Osmaniye Devlet Hastanesi Başhekimliğinin kendilerine “Babanızın durumu çok iyi, hastanede kalmasına gerek yok” dediğini aktaran Kaya, hastaneye yatırılması için tüm ısrarlarına rağmen doktorların “Kovid-19 var, yatıramayız. Gerekli tetkikleri yapıyoruz” deyip, tedavi hakkının engellendiğini ifade etti.
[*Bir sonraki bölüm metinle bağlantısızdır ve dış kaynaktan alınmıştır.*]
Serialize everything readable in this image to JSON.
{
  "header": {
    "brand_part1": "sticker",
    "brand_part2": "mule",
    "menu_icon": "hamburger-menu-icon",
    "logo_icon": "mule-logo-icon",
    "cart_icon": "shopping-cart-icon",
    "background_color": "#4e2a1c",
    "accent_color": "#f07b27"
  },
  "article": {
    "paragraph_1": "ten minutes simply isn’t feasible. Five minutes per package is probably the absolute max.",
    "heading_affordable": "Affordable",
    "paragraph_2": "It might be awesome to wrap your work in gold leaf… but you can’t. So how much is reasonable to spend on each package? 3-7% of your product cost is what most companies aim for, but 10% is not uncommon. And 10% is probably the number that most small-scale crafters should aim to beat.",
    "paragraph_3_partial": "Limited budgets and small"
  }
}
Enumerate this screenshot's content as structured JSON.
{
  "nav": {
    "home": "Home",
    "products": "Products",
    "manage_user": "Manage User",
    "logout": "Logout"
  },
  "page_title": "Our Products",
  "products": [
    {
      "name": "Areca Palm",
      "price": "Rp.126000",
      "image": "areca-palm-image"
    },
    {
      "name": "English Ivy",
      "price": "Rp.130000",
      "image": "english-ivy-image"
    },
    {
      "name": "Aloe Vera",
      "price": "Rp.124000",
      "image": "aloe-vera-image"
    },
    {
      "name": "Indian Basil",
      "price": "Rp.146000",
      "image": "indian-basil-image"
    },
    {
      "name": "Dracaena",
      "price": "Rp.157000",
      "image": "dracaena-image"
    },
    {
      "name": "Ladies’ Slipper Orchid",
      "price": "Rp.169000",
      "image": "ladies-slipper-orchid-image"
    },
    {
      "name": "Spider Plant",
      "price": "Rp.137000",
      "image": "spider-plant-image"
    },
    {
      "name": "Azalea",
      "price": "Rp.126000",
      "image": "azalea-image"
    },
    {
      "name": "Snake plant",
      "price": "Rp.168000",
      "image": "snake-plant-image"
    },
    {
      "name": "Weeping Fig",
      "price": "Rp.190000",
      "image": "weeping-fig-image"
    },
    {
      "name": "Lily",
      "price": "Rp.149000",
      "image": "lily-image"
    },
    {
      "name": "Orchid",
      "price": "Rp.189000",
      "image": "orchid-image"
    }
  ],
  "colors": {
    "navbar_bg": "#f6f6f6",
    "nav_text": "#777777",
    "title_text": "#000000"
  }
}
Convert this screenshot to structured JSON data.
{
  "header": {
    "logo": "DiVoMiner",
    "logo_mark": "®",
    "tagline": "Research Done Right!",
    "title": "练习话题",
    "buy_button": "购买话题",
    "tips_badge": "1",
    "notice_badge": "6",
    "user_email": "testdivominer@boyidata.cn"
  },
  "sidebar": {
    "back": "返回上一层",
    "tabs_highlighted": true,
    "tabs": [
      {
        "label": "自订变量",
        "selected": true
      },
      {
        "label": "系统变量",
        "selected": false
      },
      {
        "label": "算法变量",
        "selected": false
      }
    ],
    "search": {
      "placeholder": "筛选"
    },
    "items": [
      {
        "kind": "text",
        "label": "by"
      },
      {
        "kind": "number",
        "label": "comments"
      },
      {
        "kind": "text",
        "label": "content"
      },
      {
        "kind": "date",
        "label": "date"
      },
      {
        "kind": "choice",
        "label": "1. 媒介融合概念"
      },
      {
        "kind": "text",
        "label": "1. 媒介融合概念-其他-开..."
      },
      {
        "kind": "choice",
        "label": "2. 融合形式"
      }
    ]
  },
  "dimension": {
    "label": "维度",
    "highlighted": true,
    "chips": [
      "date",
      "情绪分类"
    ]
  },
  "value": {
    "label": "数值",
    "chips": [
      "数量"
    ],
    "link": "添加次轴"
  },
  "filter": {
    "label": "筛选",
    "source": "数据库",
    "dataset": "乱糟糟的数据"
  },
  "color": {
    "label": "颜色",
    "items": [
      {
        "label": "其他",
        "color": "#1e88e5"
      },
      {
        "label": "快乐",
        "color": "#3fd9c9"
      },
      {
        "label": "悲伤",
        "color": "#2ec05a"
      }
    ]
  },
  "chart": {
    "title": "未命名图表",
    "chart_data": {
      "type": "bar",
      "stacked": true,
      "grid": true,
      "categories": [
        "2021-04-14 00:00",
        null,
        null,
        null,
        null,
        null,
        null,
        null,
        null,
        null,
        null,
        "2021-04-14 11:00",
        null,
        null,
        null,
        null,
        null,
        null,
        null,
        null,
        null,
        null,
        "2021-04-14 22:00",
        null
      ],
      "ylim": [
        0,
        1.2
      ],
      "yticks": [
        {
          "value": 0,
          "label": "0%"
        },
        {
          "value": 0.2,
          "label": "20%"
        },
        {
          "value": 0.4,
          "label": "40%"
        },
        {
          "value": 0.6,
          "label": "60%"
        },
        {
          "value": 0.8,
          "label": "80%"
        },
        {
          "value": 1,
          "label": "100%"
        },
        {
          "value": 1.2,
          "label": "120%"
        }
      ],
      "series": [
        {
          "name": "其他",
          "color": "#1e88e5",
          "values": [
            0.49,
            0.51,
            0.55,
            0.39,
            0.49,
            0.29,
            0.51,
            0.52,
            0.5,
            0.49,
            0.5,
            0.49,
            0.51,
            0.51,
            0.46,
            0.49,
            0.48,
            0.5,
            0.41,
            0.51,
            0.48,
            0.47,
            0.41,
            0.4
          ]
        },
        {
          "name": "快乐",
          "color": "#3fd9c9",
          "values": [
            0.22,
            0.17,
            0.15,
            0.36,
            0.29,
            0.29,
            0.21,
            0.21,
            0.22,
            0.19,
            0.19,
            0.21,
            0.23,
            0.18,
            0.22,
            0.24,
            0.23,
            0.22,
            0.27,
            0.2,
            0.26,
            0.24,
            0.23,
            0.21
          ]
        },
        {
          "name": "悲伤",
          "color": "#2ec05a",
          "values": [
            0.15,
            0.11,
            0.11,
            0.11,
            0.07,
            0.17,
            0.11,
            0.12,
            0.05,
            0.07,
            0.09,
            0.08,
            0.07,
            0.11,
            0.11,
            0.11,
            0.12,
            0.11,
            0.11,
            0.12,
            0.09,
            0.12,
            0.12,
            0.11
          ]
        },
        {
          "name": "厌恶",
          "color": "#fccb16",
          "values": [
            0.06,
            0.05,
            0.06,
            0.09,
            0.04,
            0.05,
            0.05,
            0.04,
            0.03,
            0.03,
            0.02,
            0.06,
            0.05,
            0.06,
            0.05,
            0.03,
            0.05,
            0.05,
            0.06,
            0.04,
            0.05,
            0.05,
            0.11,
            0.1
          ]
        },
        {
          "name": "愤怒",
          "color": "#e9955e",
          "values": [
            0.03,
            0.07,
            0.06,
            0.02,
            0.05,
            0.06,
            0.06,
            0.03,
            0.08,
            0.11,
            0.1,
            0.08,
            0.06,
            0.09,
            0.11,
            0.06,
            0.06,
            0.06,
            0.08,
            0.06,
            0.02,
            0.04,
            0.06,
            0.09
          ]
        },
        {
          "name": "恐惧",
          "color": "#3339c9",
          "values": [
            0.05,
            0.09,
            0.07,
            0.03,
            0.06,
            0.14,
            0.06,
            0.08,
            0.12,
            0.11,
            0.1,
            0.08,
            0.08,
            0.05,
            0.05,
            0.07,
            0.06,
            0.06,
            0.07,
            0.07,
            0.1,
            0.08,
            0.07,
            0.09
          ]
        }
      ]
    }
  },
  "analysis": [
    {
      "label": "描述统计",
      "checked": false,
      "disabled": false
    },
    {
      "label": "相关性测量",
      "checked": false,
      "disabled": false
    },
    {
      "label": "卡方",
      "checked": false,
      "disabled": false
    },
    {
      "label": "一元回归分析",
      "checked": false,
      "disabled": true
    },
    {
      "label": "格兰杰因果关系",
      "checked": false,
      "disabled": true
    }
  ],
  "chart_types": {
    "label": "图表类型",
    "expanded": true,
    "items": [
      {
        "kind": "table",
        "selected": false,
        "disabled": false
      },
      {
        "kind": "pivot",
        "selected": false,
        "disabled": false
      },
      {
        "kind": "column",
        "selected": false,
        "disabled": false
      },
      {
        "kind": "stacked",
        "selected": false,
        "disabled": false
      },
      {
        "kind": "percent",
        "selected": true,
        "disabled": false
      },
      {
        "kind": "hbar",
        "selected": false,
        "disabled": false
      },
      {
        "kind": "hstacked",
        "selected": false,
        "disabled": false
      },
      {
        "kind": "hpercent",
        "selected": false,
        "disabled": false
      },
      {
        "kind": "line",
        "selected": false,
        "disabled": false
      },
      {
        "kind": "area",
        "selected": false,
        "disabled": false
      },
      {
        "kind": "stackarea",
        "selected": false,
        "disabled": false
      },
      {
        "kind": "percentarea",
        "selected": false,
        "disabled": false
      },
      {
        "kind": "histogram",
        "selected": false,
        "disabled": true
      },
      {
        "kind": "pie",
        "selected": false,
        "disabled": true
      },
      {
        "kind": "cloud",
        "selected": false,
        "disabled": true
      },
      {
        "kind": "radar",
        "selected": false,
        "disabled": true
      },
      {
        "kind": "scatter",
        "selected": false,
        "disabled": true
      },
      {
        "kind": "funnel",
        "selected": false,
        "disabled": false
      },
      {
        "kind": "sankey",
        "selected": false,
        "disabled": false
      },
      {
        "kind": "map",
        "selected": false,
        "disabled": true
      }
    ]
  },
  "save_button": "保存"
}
Babasının her gün hastaneye kaldırıldığını ve tüm ısrarlarına rağmen Kaya, “Her gün hatta bazen günde iki kez acile kaldırıldı. Biz hastanede yatması için ısrar etsek de ‘Kovid var’ denilerek yatırmadılar. Babam komaya girdikten sonra üç kez yoğun bakıma kaldırıldı. Her seferinde servise bile alınmadan direk cezaevine götürüldü. Cezaevine kaç kere gittiysek bizi muhatap almayıp kapıdan içeri bile almadılar. Ben gardiyanlara, babam her gün neden hastaneye kaldırılıyor diye sorduğumda bana; ‘baban bilinç kaybı yaşadığı için ilaçlarını içemiyor’ dediler. 17 kronik rahatsızlığı olan, kendi ilaçlarını bile içemeyen bir insanı kendi kaderine terk ettiler. Onun o koşullarda bizden birisine ihtiyacı vardı. Hatta bir ara cezaevi ‘babanızın bir şeyi yok. Bilerek böyle yapıyor. Ringle götürmüyoruz, ambulansla götürüyoruz, şükredin halinize. Bunu yapmayabiliriz de’ diyerek bizden teşekkür etmemizi bekliyorlardı. Her hastaneye kaldırıldığında ağrı kesici verip geri yolladılar” ifadelerini kullandı.
“Kaderine terk ettiler”
Babasının durumuyla ilgili ne hapishane ne savcılık ne de hastaneden bir muhatap bulduklarını dile getiren Kaya, doktorların ve yetkililerin babasının tedavi ve sağlık hakkını engellediğini söyledi. “Cezaevi idaresi babamı kaderine terk etti” diyen Kaya, 15 Mayıs’ta doktorlarca yapılan endoskopide babasının ciddi anlamda mide, bağırsak ve yemek borusu kanaması geçirdiğinin ortaya çıktığını belirtti. Kaya, “İlk baştaki sorunumuz kalpken, gerekli tedaviler ve takipler yapılmadığı için bu sorun daha sonra kanamalara bağırsak, mide, nefes boru kanaması, böbrek yetmezliğine, karaciğer enzimlerinin yüksekliğine ve beyin kanamasına yol açtı” dedi.
“Davayı bırakmayacağım”
Babasının yaşamını yitirmeden birkaç gün önce Adana Çukurova Üniversitesi Tıp Fakültesi Balcalı Hastanesine sevk edildiğini hatırlatan Kaya, sözlerini şöyle tamamladı:
“Balcalı Devlet Hastanesinde yoğun bakıma alındı. Durumu ağırdı. Yoğun bakımda doktor artık yapılacak bir şeyin kalmadığını, her an ölebileceğini belirttiler. Biz bu haberi aldıktan birkaç saat sonra şartlı tahliyesi verildiğini öğrendik. Bunu anlaşmalı bir şekilde yaptılar. Babam öldü sonra tahliye ettiler. Tahliye kararı verildiği zaman bütün askerler, gardiyanlar kaçıp gittiler. O ana kadar babam kelepçeliydi ve hiçbir şekilde görüştürmediler bizi. Bu konuyla alakalı bu sürecin başından itibaren hiçbir zaman peşini bırakmadık, bırakmayacağımda. Babamın ölümüyle alakalı insan haklarını hiçe sayan tüm herkes hakkında hukuki sürecin peşini bırakmayacağım. Hepsi hakkında suç duyurusunda bulunacağım. Babamı göz göre göre harcadılar. Bu davanın peşini bırakmayacağım.”